Winners and Losers: Helmets

Obviously Rudy Project is a winner based on the Kona helmet count. It again easily tops the field, as it has for the last several years.

Some folks will cry foul, arguing that the count is not reflective of a market truth and that's certainly an accurate statement. But it didn't take long after I started counting bikes on the pier and publishing them on (on the first commercial bike company website, in 1993, the online presence for Quintana Roo) that folks started to think about how to get more of their product on or under participants in the race.

Rudy Project has taken that effort further than anyone else. So, yes, there's more Rudy in Kona, per capita, than there is Rudy in the rest of the world. Still, when you're talking about a technical product that must perform aerodynamically, and a contact point that must be comfortable, I don't think too many people are going to place their Kona experience in jeopardy by a product that is a gamble, or that they don't like. So, bravo Rudy.

This is also the only European helmet brand to really crack into the tri market in a big way. If you look at where Rudy sits in the "real world" it might be instructive to look at helmet polls we take on Slowtwitch from time to time. A year ago we asked "What helmet brand do you anticipate most often using while racing in triathlons?" Thirty-three percent of you said Giro and last week an identical number said Giro. Giro is neither keeping nor losing share, it's on the heads of just about 1 in every 3 of you. This, although Giro lost share in Kona year-over-year, falling about 70 helmets back to 350 from roughly 420 in 2013.
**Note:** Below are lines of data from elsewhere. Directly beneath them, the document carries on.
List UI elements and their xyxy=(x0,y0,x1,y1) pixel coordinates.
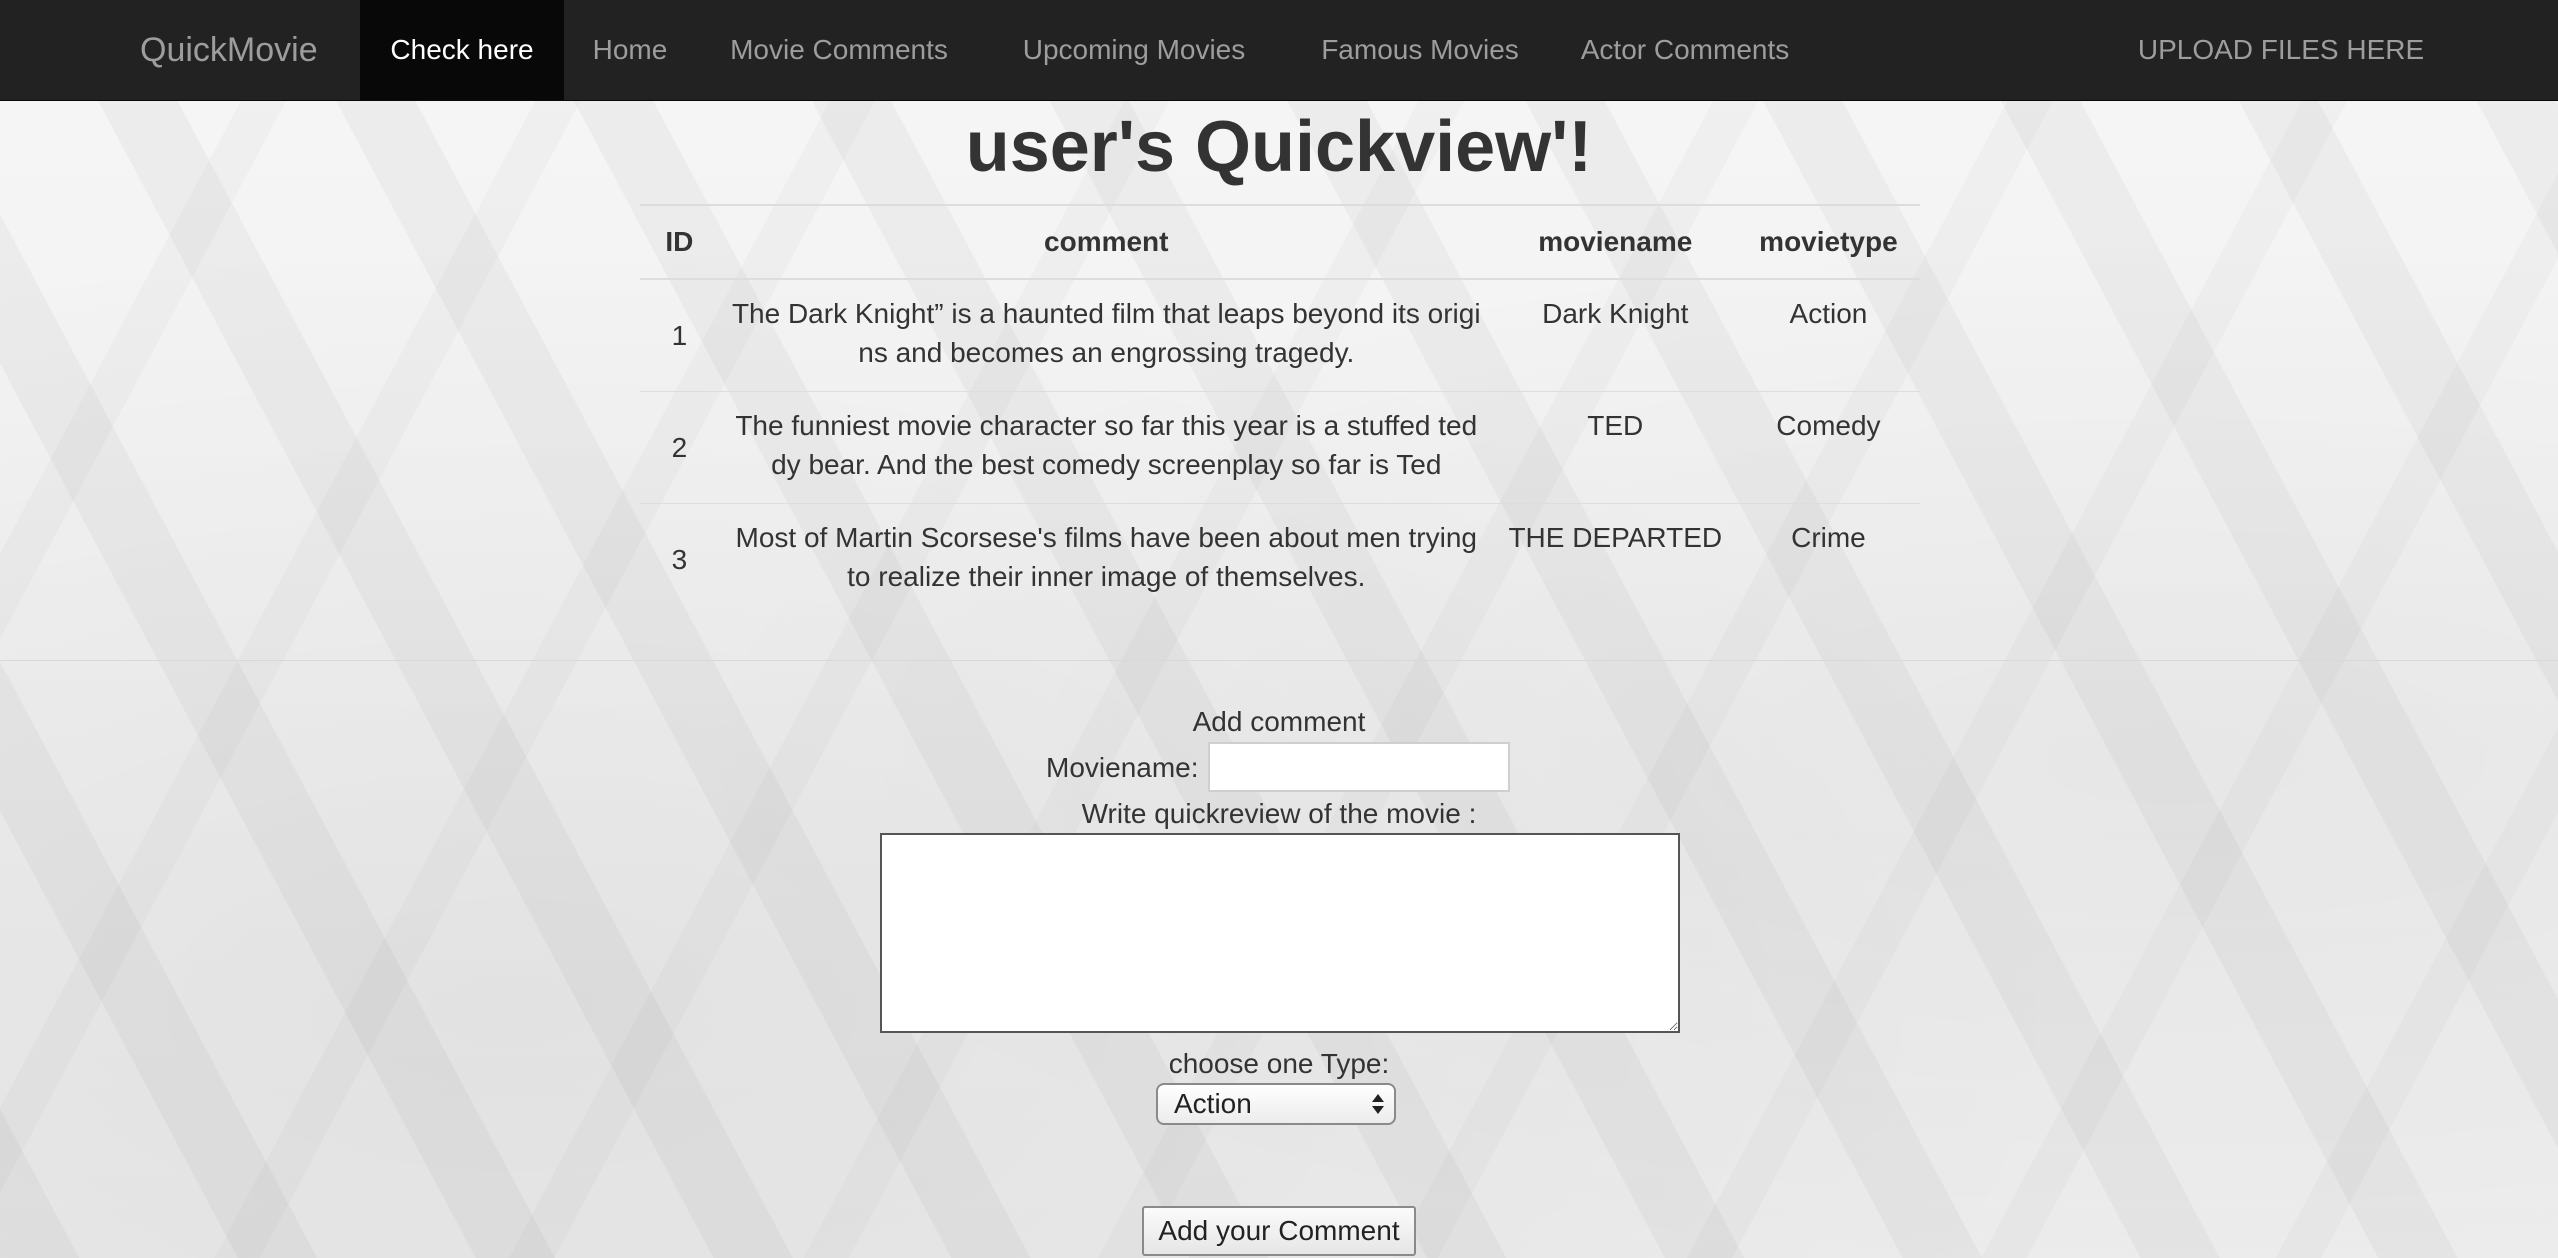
row-comment: The Dark Knight” is a haunted film that … xyxy=(718,278,1494,391)
header-comment: comment xyxy=(718,204,1494,280)
nav-item-upload-files[interactable]: UPLOAD FILES HERE xyxy=(2118,0,2444,100)
nav-item-actor-comments[interactable]: Actor Comments xyxy=(1554,0,1816,100)
row-movietype: Crime xyxy=(1736,502,1920,615)
nav-item-movie-comments[interactable]: Movie Comments xyxy=(696,0,982,100)
section-divider xyxy=(0,660,2558,661)
row-movietype: Comedy xyxy=(1736,390,1920,503)
moviename-label: Moviename: xyxy=(1046,752,1199,783)
row-moviename: TED xyxy=(1493,390,1737,503)
brand-link[interactable]: QuickMovie xyxy=(140,0,318,100)
table-row: 3 Most of Martin Scorsese's films have b… xyxy=(640,502,1920,615)
header-id: ID xyxy=(640,204,719,280)
header-movietype: movietype xyxy=(1736,204,1920,280)
page-title: user's Quickview'! xyxy=(965,107,1593,187)
row-movietype: Action xyxy=(1736,278,1920,391)
row-id: 2 xyxy=(640,390,719,503)
add-comment-button[interactable]: Add your Comment xyxy=(1142,1206,1416,1256)
nav-item-upcoming-movies[interactable]: Upcoming Movies xyxy=(982,0,1286,100)
add-comment-heading: Add comment xyxy=(1192,706,1366,737)
table-header-row: ID comment moviename movietype xyxy=(640,204,1920,280)
header-moviename: moviename xyxy=(1493,204,1737,280)
table-row: 1 The Dark Knight” is a haunted film tha… xyxy=(640,278,1920,391)
nav-item-famous-movies[interactable]: Famous Movies xyxy=(1286,0,1554,100)
row-comment: The funniest movie character so far this… xyxy=(718,390,1494,503)
type-label: choose one Type: xyxy=(1168,1048,1390,1079)
row-comment: Most of Martin Scorsese's films have bee… xyxy=(718,502,1494,615)
comments-table: ID comment moviename movietype 1 The Dar… xyxy=(640,204,1920,615)
row-moviename: THE DEPARTED xyxy=(1493,502,1737,615)
nav-item-check-here[interactable]: Check here xyxy=(360,0,564,100)
row-id: 3 xyxy=(640,502,719,615)
updown-arrows-icon xyxy=(1370,1092,1386,1116)
nav-item-home[interactable]: Home xyxy=(564,0,696,100)
review-textarea[interactable] xyxy=(880,833,1680,1033)
row-moviename: Dark Knight xyxy=(1493,278,1737,391)
table-row: 2 The funniest movie character so far th… xyxy=(640,390,1920,503)
type-select[interactable]: Action xyxy=(1156,1083,1396,1125)
moviename-input[interactable] xyxy=(1208,742,1510,792)
type-select-value: Action xyxy=(1174,1088,1252,1119)
row-id: 1 xyxy=(640,278,719,391)
review-label: Write quickreview of the movie : xyxy=(1081,798,1477,829)
top-navbar: QuickMovie Check here Home Movie Comment… xyxy=(0,0,2558,101)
Rudy lost a little from last year to this in our poll, going from 21 percent to 17 percent, but still a very solid showing considering that all European companies save Rudy Project and Lazer were listed in the "other" category, which totaled 6 percent. That means Ekoi (which won the Ironman last year aboard Frederik Van Lierde's head), Casco, Kask, Catlike and others, in total, did not exceed 6 percent in our recent helmet poll.

These other European companies are clearly, to me, the losers in our reader polls, but not necessarily in the Kona helmet count. A lot of Kasks are aboard people who aren't (or aren't primarily) English speakers, don't follow North American triathlon, don't read Slowtwitch and don't take our polls. Kask is fairly well represented in Kona because of the heavy European participation in the race, and this is the one race where USA Triathlon gives Europeans a pass on the CPSC helmet cert requirement. Ekoi didn't do well, falling from 18 helmets in the race last year to 3 this year, unless the person doing the counting on the pier just didn't recognized the helmet. Kask moved from 39 helmets last year to 67 this year. Is it possible that some Ekois were counted as Kasks? Or did Ekoi crater even though it was the helmet on last year's winner?

The other European helmet company registering a pulse in our polls a year ago was the Belgian brand Lazer, always around 7 or 8 percent every time we poll helmets, and it had 80-something helmets in Kona both last year and this.

Why not more European helmets in the U.S., in our reader polls? Part of it has to do with certifications. You can't sell a helmet in the U.S. unless it's CPSC-certified. Not only are there a lot of helmet certifications in the world (most Euro brands are CE-certified) the U.S. is one of the few countries that does not allow helmet certification reciprocity. Not if the race is sanctioned by USA Triathlon. Kona is the only place this is allowed, at least in the age group field.

But that might change. There's a movement afoot to allow for helmet cert reciprocity (it's not illegal to race in the U.S. with a CE or Australian or other helmet certification, only to sell that helmet). There's also a movement for standardization of triathlon rules across country lines, and that by itself argues for helmet reciprocity, since most countries have in their rules the ability to use a helmet that passes a standard in the country in which the athlete resides. Once that helmet reciprocity occurs here in the U.S. companies like Ekoi and Kask might at least be able to sell into the U.S. through non-U.S. sellers (like Wiggle and Chain Reaction), rather than having to obtain CPSC certification. Some of these companies make CPSC-certified helmets already. I would be surprised if we don't see some of these helmets inch up in our polls over the next couple of years.

Specialized makes a terrific helmet in the Evade and it adds to its solid place in Kona, moving from 140 helmets last year to 220 this year. It moved from 7 percent in our Slowtwitch poll last year to just shy of 10 percent last week.

The other very prominent helmet company both in Kona and in our polls is Louis Garneau and its P-09 and Vorttice are big favorites. Slowtwitchers chose this brand at a 15 percent rate last year and it's up to 19 percent this year. Its totals in Kona increased from about 140 last year to about 150 this year.

The other "winner" in Kona was the truncated or snub-tailed helmet style. Maybe slightly fewer long-tail helmets like the LG Superleggera and Giro Advantage 2 are in the race these days. Giro scored a hit with its Air Attack, and this semi-aero style seems to be a coming motif.